This paper investigates the impact of market microstructure noise on the dynamic pricing of assets and European options. Addressing the limitation of existing models—which neglect the dual perturbation of noise on both drift and volatility—we propose two novel frameworks: (i) a continuous-time Black–Scholes–Merton model augmented with noise-corrected dynamic risk-neutral measures, and (ii) an extension of the Grossman–Stiglitz static framework into the first dynamic discrete binomial tree model capable of jointly capturing noise-induced distortions in drift and volatility. Methodologically, we integrate equivalent martingale measure transformations, high-frequency data-driven parameter estimation, and noise separation techniques. Empirically, our models uniquely identify noise parameters and significantly improve in-sample and out-of-sample fit of price dynamics under high-frequency observation. The results provide both theoretical foundations and implementable tools for option pricing and risk management in noisy market environments.

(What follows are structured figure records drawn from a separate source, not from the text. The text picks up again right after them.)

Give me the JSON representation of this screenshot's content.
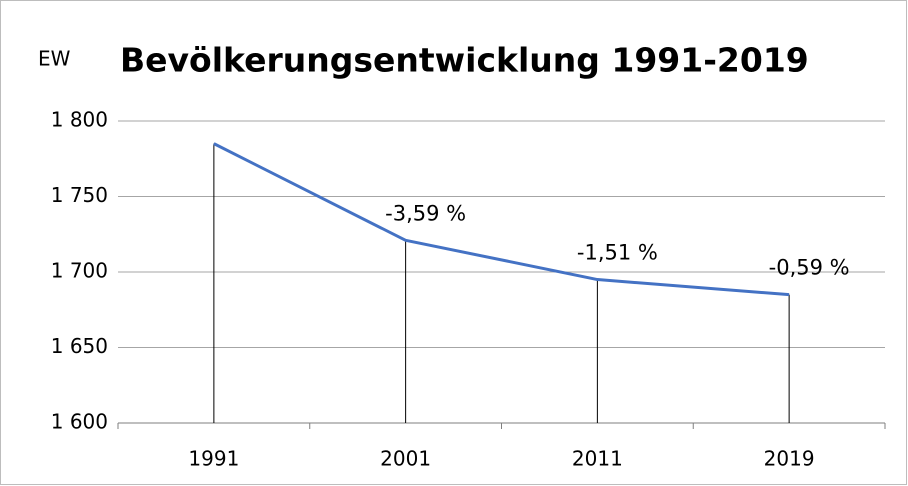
{
  "chart_data": {
    "type": "line",
    "title": "Bevölkerungsentwicklung 1991-2019",
    "y_label": "EW",
    "categories": [
      "1991",
      "2001",
      "2011",
      "2019"
    ],
    "series": [
      {
        "name": "EW",
        "color": "#4472c4",
        "values": [
          1785,
          1721,
          1695,
          1685
        ]
      }
    ],
    "annotations": [
      null,
      "-3,59 %",
      "-1,51 %",
      "-0,59 %"
    ],
    "drop_lines": true,
    "ylim": [
      1600,
      1800
    ],
    "yticks": [
      {
        "value": 1600,
        "label": "1 600"
      },
      {
        "value": 1650,
        "label": "1 650"
      },
      {
        "value": 1700,
        "label": "1 700"
      },
      {
        "value": 1750,
        "label": "1 750"
      },
      {
        "value": 1800,
        "label": "1 800"
      }
    ],
    "grid": true
  }
}
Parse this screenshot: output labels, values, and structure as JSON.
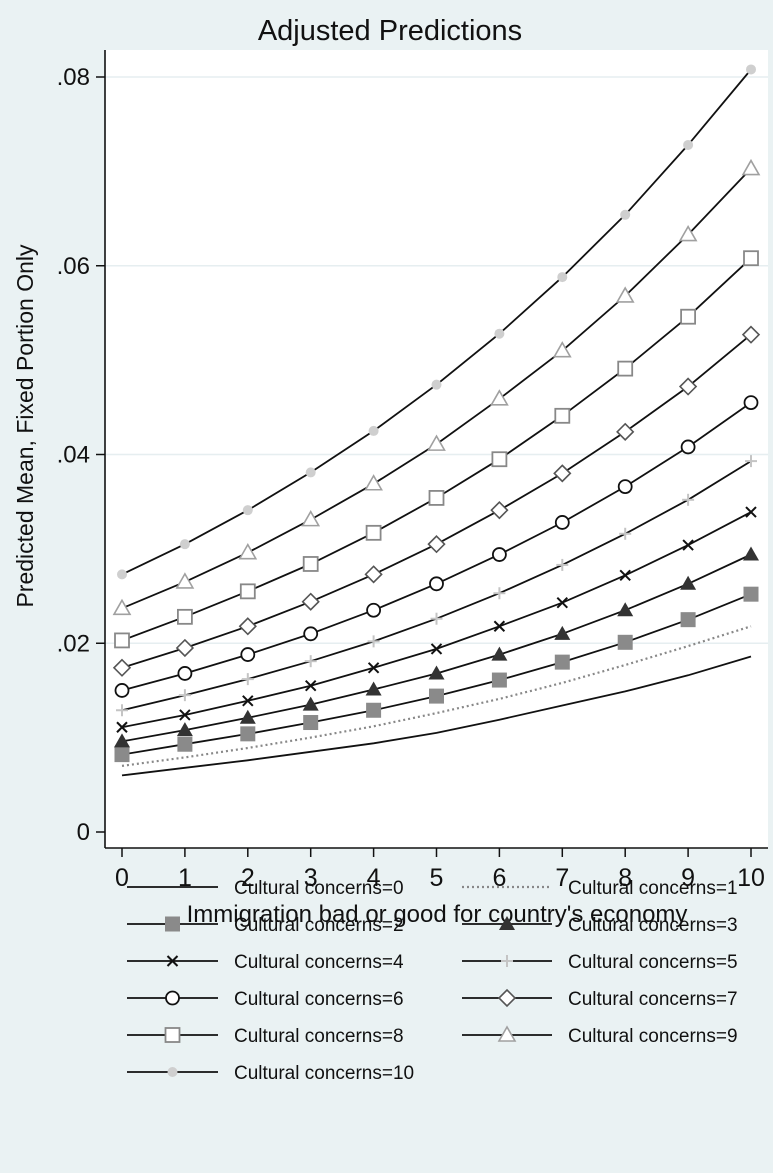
{
  "chart_data": {
    "type": "line",
    "title": "Adjusted Predictions",
    "xlabel": "Immigration bad or good for country's economy",
    "ylabel": "Predicted Mean, Fixed Portion Only",
    "x": [
      0,
      1,
      2,
      3,
      4,
      5,
      6,
      7,
      8,
      9,
      10
    ],
    "xlim": [
      0,
      10
    ],
    "ylim": [
      0,
      0.08
    ],
    "x_ticks": [
      0,
      1,
      2,
      3,
      4,
      5,
      6,
      7,
      8,
      9,
      10
    ],
    "x_tick_labels": [
      "0",
      "1",
      "2",
      "3",
      "4",
      "5",
      "6",
      "7",
      "8",
      "9",
      "10"
    ],
    "y_ticks": [
      0,
      0.02,
      0.04,
      0.06,
      0.08
    ],
    "y_tick_labels": [
      "0",
      ".02",
      ".04",
      ".06",
      ".08"
    ],
    "grid": true,
    "legend_position": "bottom",
    "series": [
      {
        "name": "Cultural concerns=0",
        "marker": "none",
        "dash": "solid",
        "color": "#111111",
        "values": [
          0.006,
          0.0068,
          0.0076,
          0.0085,
          0.0094,
          0.0105,
          0.0119,
          0.0134,
          0.0149,
          0.0166,
          0.0186
        ]
      },
      {
        "name": "Cultural concerns=1",
        "marker": "none",
        "dash": "dotted",
        "color": "#888888",
        "values": [
          0.007,
          0.0079,
          0.0089,
          0.01,
          0.0112,
          0.0126,
          0.0141,
          0.0158,
          0.0177,
          0.0197,
          0.0218
        ]
      },
      {
        "name": "Cultural concerns=2",
        "marker": "filled-square",
        "dash": "solid",
        "color": "#111111",
        "values": [
          0.0082,
          0.0093,
          0.0104,
          0.0116,
          0.0129,
          0.0144,
          0.0161,
          0.018,
          0.0201,
          0.0225,
          0.0252
        ]
      },
      {
        "name": "Cultural concerns=3",
        "marker": "filled-triangle",
        "dash": "solid",
        "color": "#111111",
        "values": [
          0.0096,
          0.0108,
          0.0121,
          0.0135,
          0.0151,
          0.0168,
          0.0188,
          0.021,
          0.0235,
          0.0263,
          0.0294
        ]
      },
      {
        "name": "Cultural concerns=4",
        "marker": "x",
        "dash": "solid",
        "color": "#111111",
        "values": [
          0.0111,
          0.0124,
          0.0139,
          0.0155,
          0.0174,
          0.0194,
          0.0218,
          0.0243,
          0.0272,
          0.0304,
          0.0339
        ]
      },
      {
        "name": "Cultural concerns=5",
        "marker": "plus",
        "dash": "solid",
        "color": "#111111",
        "values": [
          0.0129,
          0.0145,
          0.0162,
          0.0181,
          0.0202,
          0.0226,
          0.0253,
          0.0283,
          0.0316,
          0.0352,
          0.0393
        ]
      },
      {
        "name": "Cultural concerns=6",
        "marker": "hollow-circle",
        "dash": "solid",
        "color": "#111111",
        "values": [
          0.015,
          0.0168,
          0.0188,
          0.021,
          0.0235,
          0.0263,
          0.0294,
          0.0328,
          0.0366,
          0.0408,
          0.0455
        ]
      },
      {
        "name": "Cultural concerns=7",
        "marker": "hollow-diamond",
        "dash": "solid",
        "color": "#111111",
        "values": [
          0.0174,
          0.0195,
          0.0218,
          0.0244,
          0.0273,
          0.0305,
          0.0341,
          0.038,
          0.0424,
          0.0472,
          0.0527
        ]
      },
      {
        "name": "Cultural concerns=8",
        "marker": "hollow-square",
        "dash": "solid",
        "color": "#111111",
        "values": [
          0.0203,
          0.0228,
          0.0255,
          0.0284,
          0.0317,
          0.0354,
          0.0395,
          0.0441,
          0.0491,
          0.0546,
          0.0608
        ]
      },
      {
        "name": "Cultural concerns=9",
        "marker": "hollow-triangle",
        "dash": "solid",
        "color": "#111111",
        "values": [
          0.0237,
          0.0265,
          0.0296,
          0.0331,
          0.0369,
          0.0411,
          0.0459,
          0.051,
          0.0568,
          0.0633,
          0.0703
        ]
      },
      {
        "name": "Cultural concerns=10",
        "marker": "filled-circle",
        "dash": "solid",
        "color": "#111111",
        "values": [
          0.0273,
          0.0305,
          0.0341,
          0.0381,
          0.0425,
          0.0474,
          0.0528,
          0.0588,
          0.0654,
          0.0728,
          0.0808
        ]
      }
    ]
  }
}
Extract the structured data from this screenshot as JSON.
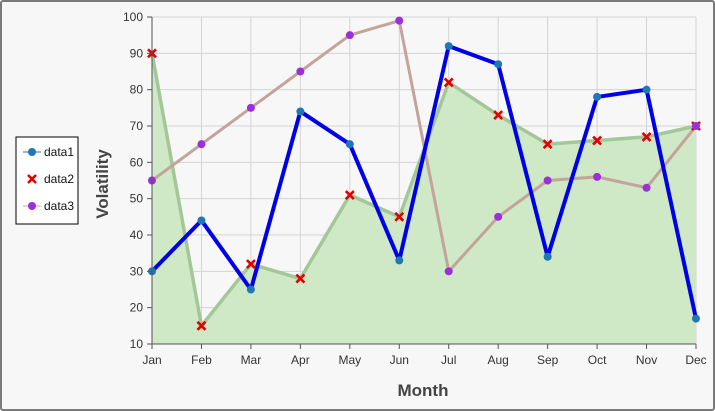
{
  "chart_data": {
    "type": "line",
    "categories": [
      "Jan",
      "Feb",
      "Mar",
      "Apr",
      "May",
      "Jun",
      "Jul",
      "Aug",
      "Sep",
      "Oct",
      "Nov",
      "Dec"
    ],
    "xlabel": "Month",
    "ylabel": "Volatility",
    "ylim": [
      10,
      100
    ],
    "yticks": [
      10,
      20,
      30,
      40,
      50,
      60,
      70,
      80,
      90,
      100
    ],
    "grid": true,
    "legend_position": "left",
    "series": [
      {
        "name": "data1",
        "style": "line",
        "marker": "circle",
        "color": "#0000e6",
        "marker_color": "#1f77b4",
        "values": [
          30,
          44,
          25,
          74,
          65,
          33,
          92,
          87,
          34,
          78,
          80,
          17
        ]
      },
      {
        "name": "data2",
        "style": "area",
        "marker": "x",
        "color": "#a4c79a",
        "fill": "#cfe8c5",
        "marker_color": "#e00000",
        "values": [
          90,
          15,
          32,
          28,
          51,
          45,
          82,
          73,
          65,
          66,
          67,
          70
        ]
      },
      {
        "name": "data3",
        "style": "line",
        "marker": "circle",
        "color": "#c4a49a",
        "marker_color": "#9b30d9",
        "values": [
          55,
          65,
          75,
          85,
          95,
          99,
          30,
          45,
          55,
          56,
          53,
          70
        ]
      }
    ]
  }
}
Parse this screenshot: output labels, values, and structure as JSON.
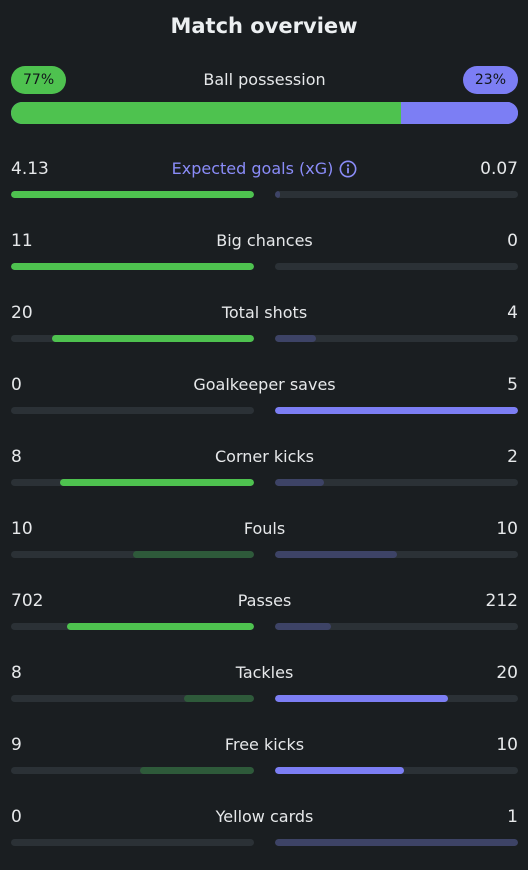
{
  "title": "Match overview",
  "possession": {
    "label": "Ball possession",
    "home": "77%",
    "away": "23%",
    "home_fraction": 0.77
  },
  "colors": {
    "home_strong": "#4ec24f",
    "home_dim": "#2e5a3a",
    "away_strong": "#7c7ef4",
    "away_dim": "#3d4366",
    "track": "#2b3136"
  },
  "stats": [
    {
      "label": "Expected goals (xG)",
      "home": "4.13",
      "away": "0.07",
      "home_frac": 1.0,
      "away_frac": 0.02,
      "home_strong": true,
      "away_strong": false,
      "info": true
    },
    {
      "label": "Big chances",
      "home": "11",
      "away": "0",
      "home_frac": 1.0,
      "away_frac": 0.0,
      "home_strong": true,
      "away_strong": false
    },
    {
      "label": "Total shots",
      "home": "20",
      "away": "4",
      "home_frac": 0.83,
      "away_frac": 0.17,
      "home_strong": true,
      "away_strong": false
    },
    {
      "label": "Goalkeeper saves",
      "home": "0",
      "away": "5",
      "home_frac": 0.0,
      "away_frac": 1.0,
      "home_strong": false,
      "away_strong": true
    },
    {
      "label": "Corner kicks",
      "home": "8",
      "away": "2",
      "home_frac": 0.8,
      "away_frac": 0.2,
      "home_strong": true,
      "away_strong": false
    },
    {
      "label": "Fouls",
      "home": "10",
      "away": "10",
      "home_frac": 0.5,
      "away_frac": 0.5,
      "home_strong": false,
      "away_strong": false
    },
    {
      "label": "Passes",
      "home": "702",
      "away": "212",
      "home_frac": 0.77,
      "away_frac": 0.23,
      "home_strong": true,
      "away_strong": false
    },
    {
      "label": "Tackles",
      "home": "8",
      "away": "20",
      "home_frac": 0.29,
      "away_frac": 0.71,
      "home_strong": false,
      "away_strong": true
    },
    {
      "label": "Free kicks",
      "home": "9",
      "away": "10",
      "home_frac": 0.47,
      "away_frac": 0.53,
      "home_strong": false,
      "away_strong": true
    },
    {
      "label": "Yellow cards",
      "home": "0",
      "away": "1",
      "home_frac": 0.0,
      "away_frac": 1.0,
      "home_strong": false,
      "away_strong": false
    }
  ]
}
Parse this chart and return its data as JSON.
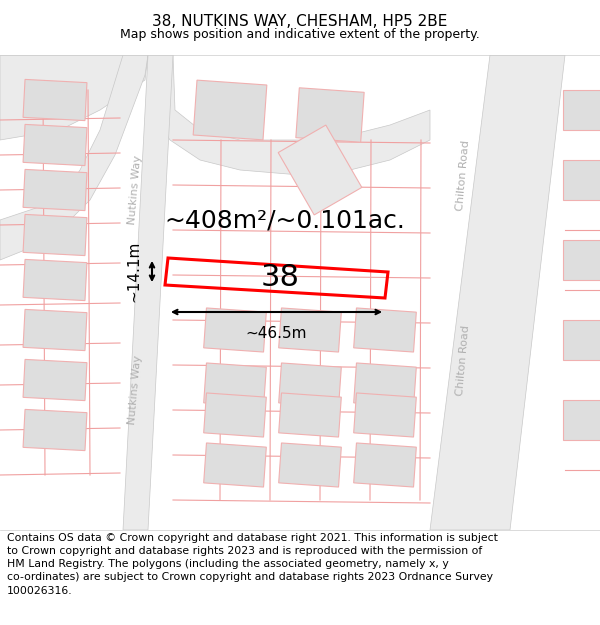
{
  "title": "38, NUTKINS WAY, CHESHAM, HP5 2BE",
  "subtitle": "Map shows position and indicative extent of the property.",
  "footer": "Contains OS data © Crown copyright and database right 2021. This information is subject\nto Crown copyright and database rights 2023 and is reproduced with the permission of\nHM Land Registry. The polygons (including the associated geometry, namely x, y\nco-ordinates) are subject to Crown copyright and database rights 2023 Ordnance Survey\n100026316.",
  "area_label": "~408m²/~0.101ac.",
  "width_label": "~46.5m",
  "height_label": "~14.1m",
  "number_label": "38",
  "map_bg": "#ffffff",
  "road_fill": "#ebebeb",
  "road_edge": "#c8c8c8",
  "property_color": "#ff0000",
  "building_fill": "#dedede",
  "building_edge": "#f0b0b0",
  "pink_line": "#f0a0a0",
  "street_label_color": "#b0b0b0",
  "title_fontsize": 11,
  "subtitle_fontsize": 9,
  "footer_fontsize": 7.8,
  "area_fontsize": 18,
  "dim_fontsize": 11,
  "prop_num_fontsize": 22,
  "street_fontsize": 8
}
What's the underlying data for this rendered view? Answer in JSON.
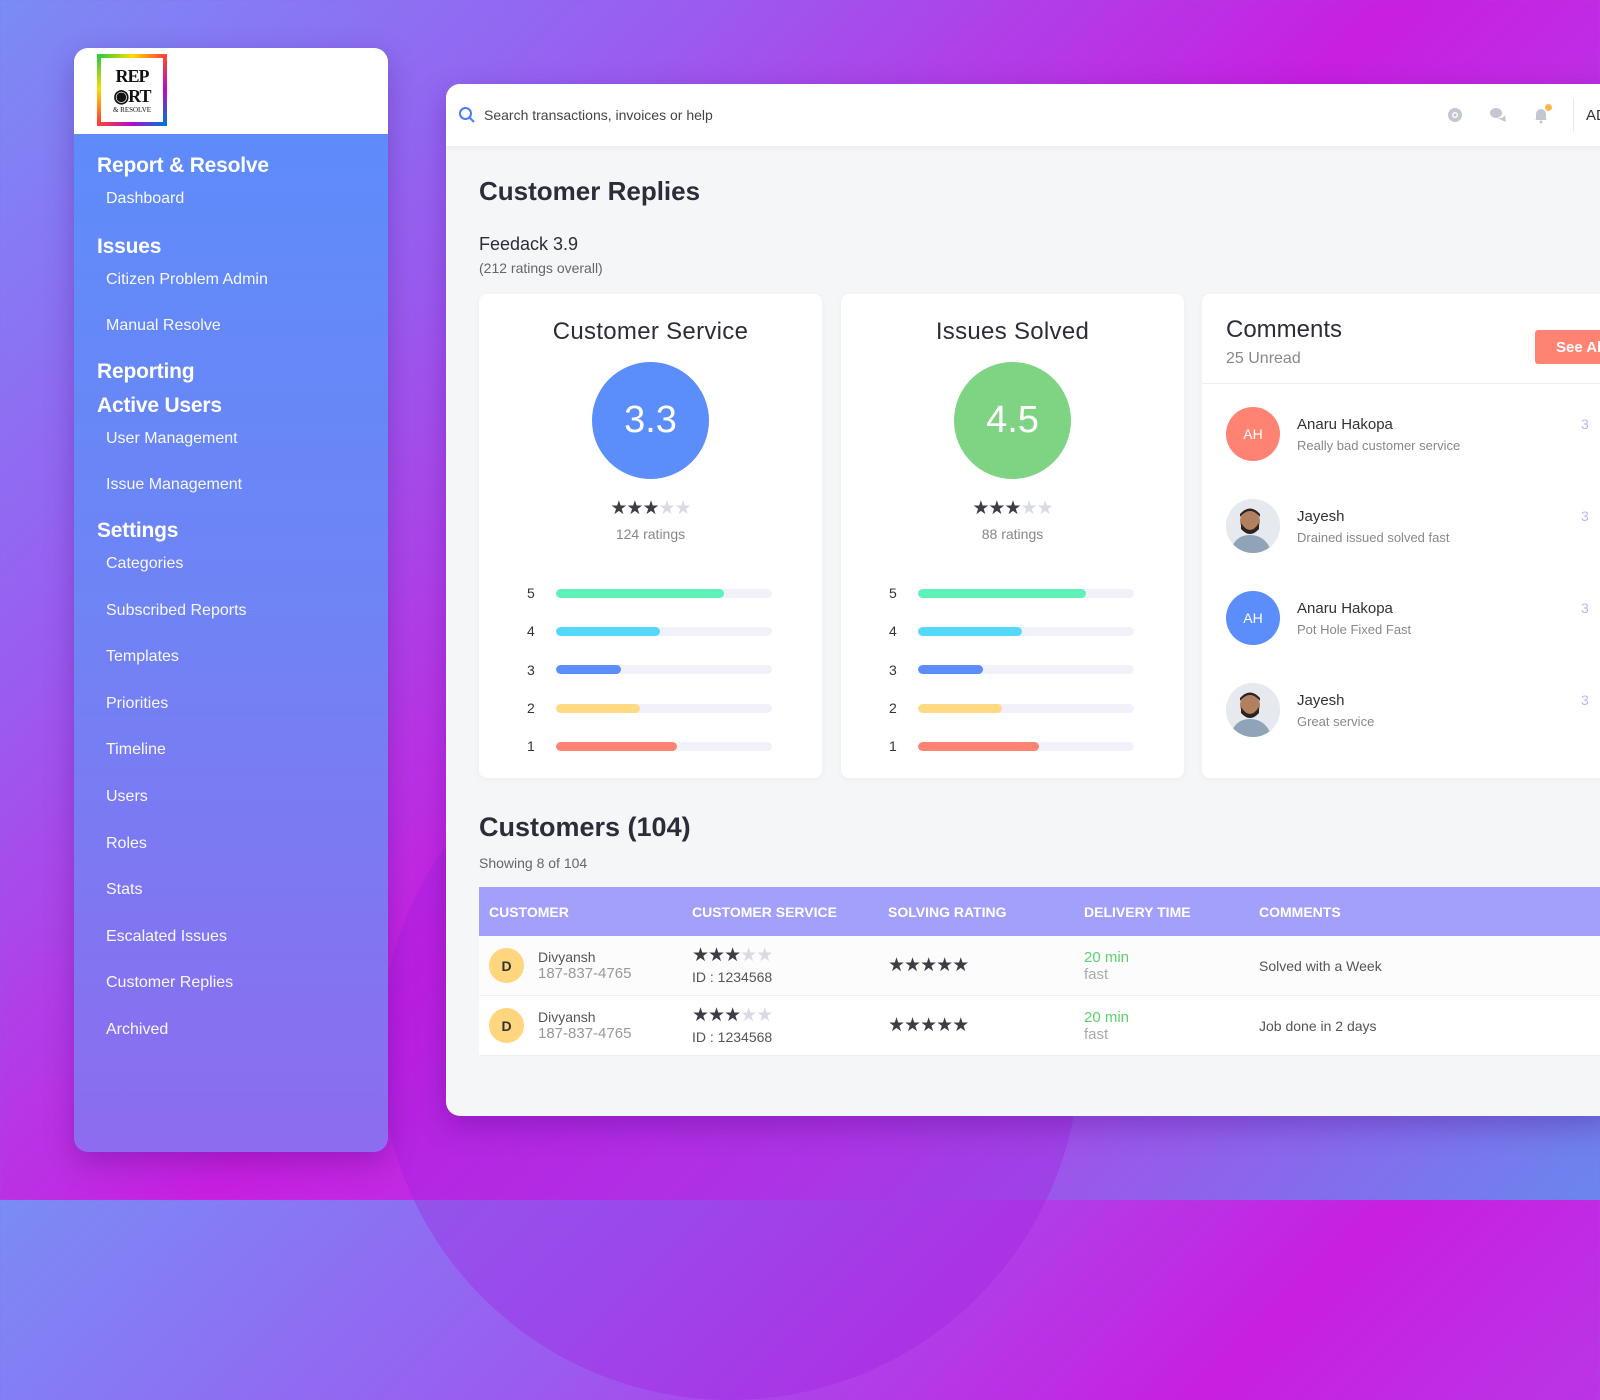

We present two models for incorporating the total effect of market microstructure noise into dynamic pricing of assets and European options. The first model is developed under a Black-Scholes-Merton, continuous-time framework. The second model is a discrete, binomial tree model developed as an extension of the static Grossman-Stiglitz model. Both models are market complete, providing a unique equivalent martingale measure that establishes a unique map between parameters governing the risk-neutral and real-world price dynamics. We provide empirical examples to extract the coefficients in the model, in particular those coefficients characterizing the influence of the microstructure noise on prices. In addition to isolating the impact of noise on the volatility, the discrete model enables us to extract the noise impact on the drift coefficient. We provide evidence for the primary microstructure noise we believe our empirical examples capture.